A questa domanda il 57% ha indicato la possibilità di dedicare più tempo al dialogo con Dio nella preghiera, il 29% la maggior frequenza della Messa, il 23% letture spirituali, come pure l’accompagnamento di una guida spirituale (24%), il 20% dedicare uno spazio della casa alla preghiera, il 19% frequentare percorsi di formazione umana e spirituale, il 13% vivere gli esercizi spirituali. Altri hanno indicato la preghiera condivisa con altre famiglie, la frequentazione di movimenti o comunità.
Vorrei aggiungere altre esperienze o aspetti vissuti questo tempo …
Un ultimo spazio, lasciato all’eventuale condivisione libera, ha raccolto 42 interventi. Eccone alcuni.
- Il momento che non dimenticherò è Papa Francesco, quell’uomo solo quando si è caricato sulle spalle tutte le nostre paure, sofferenze, e per molti la morte in solitudine, con la Sua preghiera ha rassicurato le persone a non temere perché non siamo soli e Dio non ci abbandona mai. Tutto questo con la preghiera ci ha aiutato a restare sereni durante le giornate del “io resto a casa”.
- Ho avuto modo di riflettere spesso sul valore della vita e sulla piccolezza e fragilità dell’uomo. Tutti Abbiamo avuto la possibilità di toccare con mano le piccole cose che la vita ci offre e ci possono rendere felici, ma che spesso non vediamo.
- Abbiamo vissuto pace ed armonia e serenità, molta di più che in una situazione normale. Ci ha permesso di riflettere su noi stessi, rapporto di coppia e figli.

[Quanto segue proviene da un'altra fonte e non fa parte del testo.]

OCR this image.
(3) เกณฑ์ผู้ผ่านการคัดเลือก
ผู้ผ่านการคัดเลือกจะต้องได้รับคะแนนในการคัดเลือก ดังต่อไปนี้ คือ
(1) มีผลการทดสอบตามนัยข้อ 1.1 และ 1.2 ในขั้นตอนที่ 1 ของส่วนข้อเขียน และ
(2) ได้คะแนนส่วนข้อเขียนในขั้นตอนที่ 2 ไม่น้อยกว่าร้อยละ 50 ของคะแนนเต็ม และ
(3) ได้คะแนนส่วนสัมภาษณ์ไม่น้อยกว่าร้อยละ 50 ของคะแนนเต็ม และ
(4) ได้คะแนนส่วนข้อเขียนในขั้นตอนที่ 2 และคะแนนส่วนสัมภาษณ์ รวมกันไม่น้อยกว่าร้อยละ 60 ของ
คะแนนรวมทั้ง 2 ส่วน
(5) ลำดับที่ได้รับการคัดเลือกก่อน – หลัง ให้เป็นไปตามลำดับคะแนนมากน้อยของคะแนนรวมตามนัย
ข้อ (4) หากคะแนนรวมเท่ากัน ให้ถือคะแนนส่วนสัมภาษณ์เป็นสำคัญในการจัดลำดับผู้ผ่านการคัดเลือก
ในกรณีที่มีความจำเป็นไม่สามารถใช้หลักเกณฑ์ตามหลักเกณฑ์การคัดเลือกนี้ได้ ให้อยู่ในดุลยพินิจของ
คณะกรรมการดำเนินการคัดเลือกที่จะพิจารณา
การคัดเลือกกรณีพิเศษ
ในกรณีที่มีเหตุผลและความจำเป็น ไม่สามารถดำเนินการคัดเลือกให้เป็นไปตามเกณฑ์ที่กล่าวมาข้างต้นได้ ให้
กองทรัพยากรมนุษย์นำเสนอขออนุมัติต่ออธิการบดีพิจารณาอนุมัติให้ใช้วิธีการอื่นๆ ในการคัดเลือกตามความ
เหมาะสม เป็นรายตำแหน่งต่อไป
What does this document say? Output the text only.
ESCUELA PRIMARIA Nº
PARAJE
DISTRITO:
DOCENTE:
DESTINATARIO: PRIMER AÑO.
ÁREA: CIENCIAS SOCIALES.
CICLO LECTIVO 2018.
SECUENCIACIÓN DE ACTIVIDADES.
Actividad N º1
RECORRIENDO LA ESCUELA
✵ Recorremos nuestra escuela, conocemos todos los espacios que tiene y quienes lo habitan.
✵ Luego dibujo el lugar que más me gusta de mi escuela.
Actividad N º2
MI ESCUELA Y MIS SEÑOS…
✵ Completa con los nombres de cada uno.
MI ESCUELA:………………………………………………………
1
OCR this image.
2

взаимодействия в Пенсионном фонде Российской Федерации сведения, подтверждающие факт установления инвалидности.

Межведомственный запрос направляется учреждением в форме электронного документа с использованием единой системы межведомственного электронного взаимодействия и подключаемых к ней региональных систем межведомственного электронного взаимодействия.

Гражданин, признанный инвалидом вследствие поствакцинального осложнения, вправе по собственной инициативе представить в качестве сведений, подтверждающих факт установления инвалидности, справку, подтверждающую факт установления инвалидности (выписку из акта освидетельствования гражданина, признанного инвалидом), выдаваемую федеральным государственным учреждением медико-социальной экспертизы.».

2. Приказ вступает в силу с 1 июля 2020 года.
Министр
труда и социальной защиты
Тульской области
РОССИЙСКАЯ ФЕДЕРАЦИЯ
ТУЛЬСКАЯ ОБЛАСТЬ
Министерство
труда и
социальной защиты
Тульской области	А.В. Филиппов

- Ho riscoperto la bellezza della lentezza, del vivere la casa, la famiglia, anche se lontano da alcuni affetti comunque importanti. Ho avuto paura perché non so se vorrò di nuovo essere coinvolta in tutte le iniziative nelle quali ero impegnato prima.
- Mi ha permesso di riflettere, di vivere senza fretta e la cosa più bella, immersa in un silenzio che dava pace alla mente.
- Abbiamo sperimentato la vicinanza della comunità in questo momento di isolamento attraverso il prezioso lavoro di stimolo delle catechiste (riflessioni e preghiere sul gruppo whatsapp del catechismo)
- Ringrazio Dio di aver potuto gustare di questo tempo.